MCHENRY, N.D. – There were no known witnesses when Shannon Brandt and Cayler Ellingson got into an argument in the blurry hours after last call at Buck's n Doe's Bar & Grill in September. And no one but Brandt could say with certainty what led him to run over Ellingson with his Ford Explorer, crushing him to death in a gravel alley.
But the people of McHenry, a town of 64 in sparsely populated Foster County, North Dakota, have gotten used to hearing from people who think they know.
They include former President Donald Trump, who denounced the killing of Ellingson, an 18-year-old recent high school graduate, at the hands of a "deranged Democrat maniac who was angry that Cayler was a Republican" in a Truth Social post. Rep. Marjorie Taylor Greene of Georgia described Brandt on Twitter as a "Democrat political terrorist" and cited the case as evidence that "Democrats want Republicans dead, and they've already started the killings."
Trump and Greene were among a chorus of Republican politicians — including several members of Congress and the attorney general of North Dakota — who rushed to condemn Brandt.
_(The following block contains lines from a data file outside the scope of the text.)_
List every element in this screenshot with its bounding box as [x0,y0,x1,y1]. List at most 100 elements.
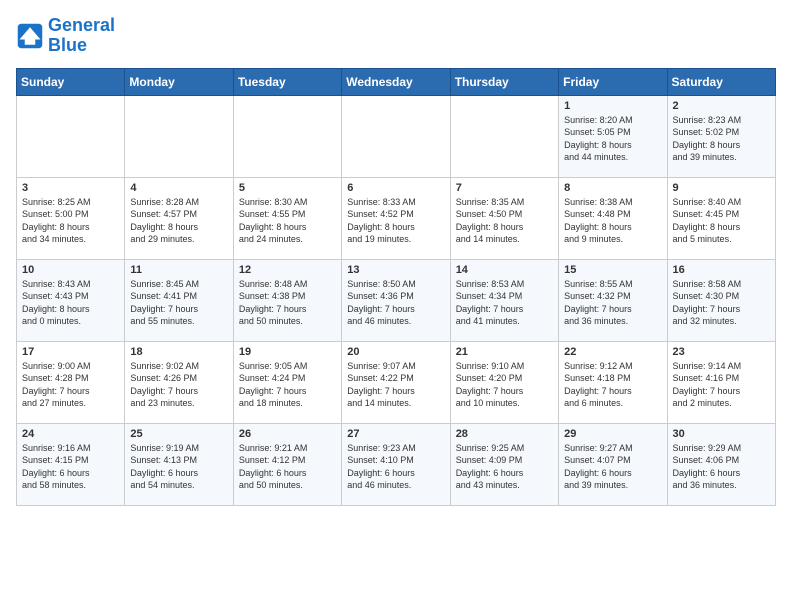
calendar-cell: 4Sunrise: 8:28 AM Sunset: 4:57 PM Daylig… [125,177,233,259]
day-info: Sunrise: 8:20 AM Sunset: 5:05 PM Dayligh… [564,114,661,164]
calendar-cell [125,95,233,177]
day-number: 18 [130,346,227,358]
calendar-cell [450,95,558,177]
day-info: Sunrise: 9:29 AM Sunset: 4:06 PM Dayligh… [673,442,770,492]
day-number: 12 [239,264,336,276]
day-info: Sunrise: 8:33 AM Sunset: 4:52 PM Dayligh… [347,196,444,246]
day-info: Sunrise: 9:10 AM Sunset: 4:20 PM Dayligh… [456,360,553,410]
calendar-cell: 27 Sunrise: 9:23 AM Sunset: 4:10 PM Dayli… [342,423,450,505]
calendar-cell: 25Sunrise: 9:19 AM Sunset: 4:13 PM Dayli… [125,423,233,505]
day-info: Sunrise: 8:43 AM Sunset: 4:43 PM Dayligh… [22,278,119,328]
calendar-cell: 3 Sunrise: 8:25 AM Sunset: 5:00 PM Daylig… [17,177,125,259]
weekday-header: Tuesday [233,68,341,95]
day-number: 1 [564,100,661,112]
day-number: 25 [130,428,227,440]
day-info: Sunrise: 8:45 AM Sunset: 4:41 PM Dayligh… [130,278,227,328]
day-number: 8 [564,182,661,194]
calendar-cell [342,95,450,177]
calendar-cell: 7 Sunrise: 8:35 AM Sunset: 4:50 PM Daylig… [450,177,558,259]
day-number: 27 [347,428,444,440]
weekday-header: Friday [559,68,667,95]
day-info: Sunrise: 8:40 AM Sunset: 4:45 PM Dayligh… [673,196,770,246]
calendar-cell: 21 Sunrise: 9:10 AM Sunset: 4:20 PM Dayli… [450,341,558,423]
day-number: 30 [673,428,770,440]
weekday-header: Wednesday [342,68,450,95]
day-info: Sunrise: 9:23 AM Sunset: 4:10 PM Dayligh… [347,442,444,492]
day-number: 9 [673,182,770,194]
day-number: 3 [22,182,119,194]
day-info: Sunrise: 9:16 AM Sunset: 4:15 PM Dayligh… [22,442,119,492]
day-number: 2 [673,100,770,112]
day-number: 7 [456,182,553,194]
day-info: Sunrise: 8:58 AM Sunset: 4:30 PM Dayligh… [673,278,770,328]
day-info: Sunrise: 8:28 AM Sunset: 4:57 PM Dayligh… [130,196,227,246]
day-number: 29 [564,428,661,440]
day-number: 28 [456,428,553,440]
day-number: 11 [130,264,227,276]
calendar-cell: 5 Sunrise: 8:30 AM Sunset: 4:55 PM Daylig… [233,177,341,259]
day-info: Sunrise: 9:25 AM Sunset: 4:09 PM Dayligh… [456,442,553,492]
day-number: 26 [239,428,336,440]
calendar-cell: 2 Sunrise: 8:23 AM Sunset: 5:02 PM Daylig… [667,95,775,177]
day-info: Sunrise: 9:07 AM Sunset: 4:22 PM Dayligh… [347,360,444,410]
calendar-cell: 18 Sunrise: 9:02 AM Sunset: 4:26 PM Dayli… [125,341,233,423]
day-info: Sunrise: 8:23 AM Sunset: 5:02 PM Dayligh… [673,114,770,164]
calendar-cell: 16 Sunrise: 8:58 AM Sunset: 4:30 PM Dayli… [667,259,775,341]
day-info: Sunrise: 8:25 AM Sunset: 5:00 PM Dayligh… [22,196,119,246]
day-info: Sunrise: 9:27 AM Sunset: 4:07 PM Dayligh… [564,442,661,492]
calendar-table: SundayMondayTuesdayWednesdayThursdayFrid… [16,68,776,506]
day-info: Sunrise: 9:21 AM Sunset: 4:12 PM Dayligh… [239,442,336,492]
weekday-header: Saturday [667,68,775,95]
day-number: 20 [347,346,444,358]
day-number: 19 [239,346,336,358]
calendar-cell: 28 Sunrise: 9:25 AM Sunset: 4:09 PM Dayli… [450,423,558,505]
calendar-cell [17,95,125,177]
page-header: General Blue [16,16,776,56]
calendar-cell: 9 Sunrise: 8:40 AM Sunset: 4:45 PM Daylig… [667,177,775,259]
calendar-cell: 10 Sunrise: 8:43 AM Sunset: 4:43 PM Dayli… [17,259,125,341]
calendar-cell: 12 Sunrise: 8:48 AM Sunset: 4:38 PM Dayli… [233,259,341,341]
calendar-cell: 14 Sunrise: 8:53 AM Sunset: 4:34 PM Dayli… [450,259,558,341]
day-number: 22 [564,346,661,358]
calendar-cell: 6 Sunrise: 8:33 AM Sunset: 4:52 PM Daylig… [342,177,450,259]
day-info: Sunrise: 8:30 AM Sunset: 4:55 PM Dayligh… [239,196,336,246]
day-number: 16 [673,264,770,276]
day-info: Sunrise: 8:53 AM Sunset: 4:34 PM Dayligh… [456,278,553,328]
calendar-cell: 8 Sunrise: 8:38 AM Sunset: 4:48 PM Daylig… [559,177,667,259]
day-info: Sunrise: 9:00 AM Sunset: 4:28 PM Dayligh… [22,360,119,410]
weekday-header: Thursday [450,68,558,95]
calendar-cell [233,95,341,177]
day-number: 14 [456,264,553,276]
weekday-header: Monday [125,68,233,95]
calendar-cell: 17Sunrise: 9:00 AM Sunset: 4:28 PM Dayli… [17,341,125,423]
calendar-cell: 15 Sunrise: 8:55 AM Sunset: 4:32 PM Dayli… [559,259,667,341]
day-info: Sunrise: 9:12 AM Sunset: 4:18 PM Dayligh… [564,360,661,410]
calendar-cell: 30 Sunrise: 9:29 AM Sunset: 4:06 PM Dayli… [667,423,775,505]
day-info: Sunrise: 8:55 AM Sunset: 4:32 PM Dayligh… [564,278,661,328]
day-number: 5 [239,182,336,194]
day-info: Sunrise: 9:14 AM Sunset: 4:16 PM Dayligh… [673,360,770,410]
day-number: 23 [673,346,770,358]
day-info: Sunrise: 8:50 AM Sunset: 4:36 PM Dayligh… [347,278,444,328]
logo-text: General Blue [48,16,115,56]
logo-icon [16,22,44,50]
calendar-cell: 23 Sunrise: 9:14 AM Sunset: 4:16 PM Dayli… [667,341,775,423]
day-number: 6 [347,182,444,194]
day-number: 21 [456,346,553,358]
day-info: Sunrise: 8:35 AM Sunset: 4:50 PM Dayligh… [456,196,553,246]
day-info: Sunrise: 8:38 AM Sunset: 4:48 PM Dayligh… [564,196,661,246]
day-number: 10 [22,264,119,276]
day-number: 15 [564,264,661,276]
calendar-cell: 22 Sunrise: 9:12 AM Sunset: 4:18 PM Dayli… [559,341,667,423]
day-number: 24 [22,428,119,440]
calendar-cell: 20 Sunrise: 9:07 AM Sunset: 4:22 PM Dayli… [342,341,450,423]
day-info: Sunrise: 9:02 AM Sunset: 4:26 PM Dayligh… [130,360,227,410]
day-info: Sunrise: 8:48 AM Sunset: 4:38 PM Dayligh… [239,278,336,328]
calendar-cell: 11 Sunrise: 8:45 AM Sunset: 4:41 PM Dayli… [125,259,233,341]
day-info: Sunrise: 9:05 AM Sunset: 4:24 PM Dayligh… [239,360,336,410]
calendar-cell: 19 Sunrise: 9:05 AM Sunset: 4:24 PM Dayli… [233,341,341,423]
calendar-cell: 29 Sunrise: 9:27 AM Sunset: 4:07 PM Dayli… [559,423,667,505]
calendar-cell: 1 Sunrise: 8:20 AM Sunset: 5:05 PM Daylig… [559,95,667,177]
logo: General Blue [16,16,115,56]
calendar-cell: 24 Sunrise: 9:16 AM Sunset: 4:15 PM Dayli… [17,423,125,505]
They relied on a handful of early news stories that cited a state highway patrol officer's report, which suggested Brandt killed Ellingson because he believed he was a "Republican extremist."
That claim, made weeks before the midterm elections, ignited a brief national political firestorm. Republican politicians and right-wing media figures claimed that Brandt had been inspired by President Joe Biden's recent warnings about "extremism" in the Republican Party. They complained that news media coverage of political violence willfully ignored instances when the assailants were Democrats.
But the episode quickly became an example of another media phenomenon: the distortion of complex, painful events to fit an opportune political narrative.
Although evidence in the case suggests the two men argued about politics that night, law enforcement officials concluded quickly that the killing was not politically motivated. The prosecutor for Foster County who brought the charges never accused Brandt of running over Ellingson because of political beliefs.
Acquaintances and a family member could not recall Brandt, a 42-year-old welder with no history of party registration, expressing political views.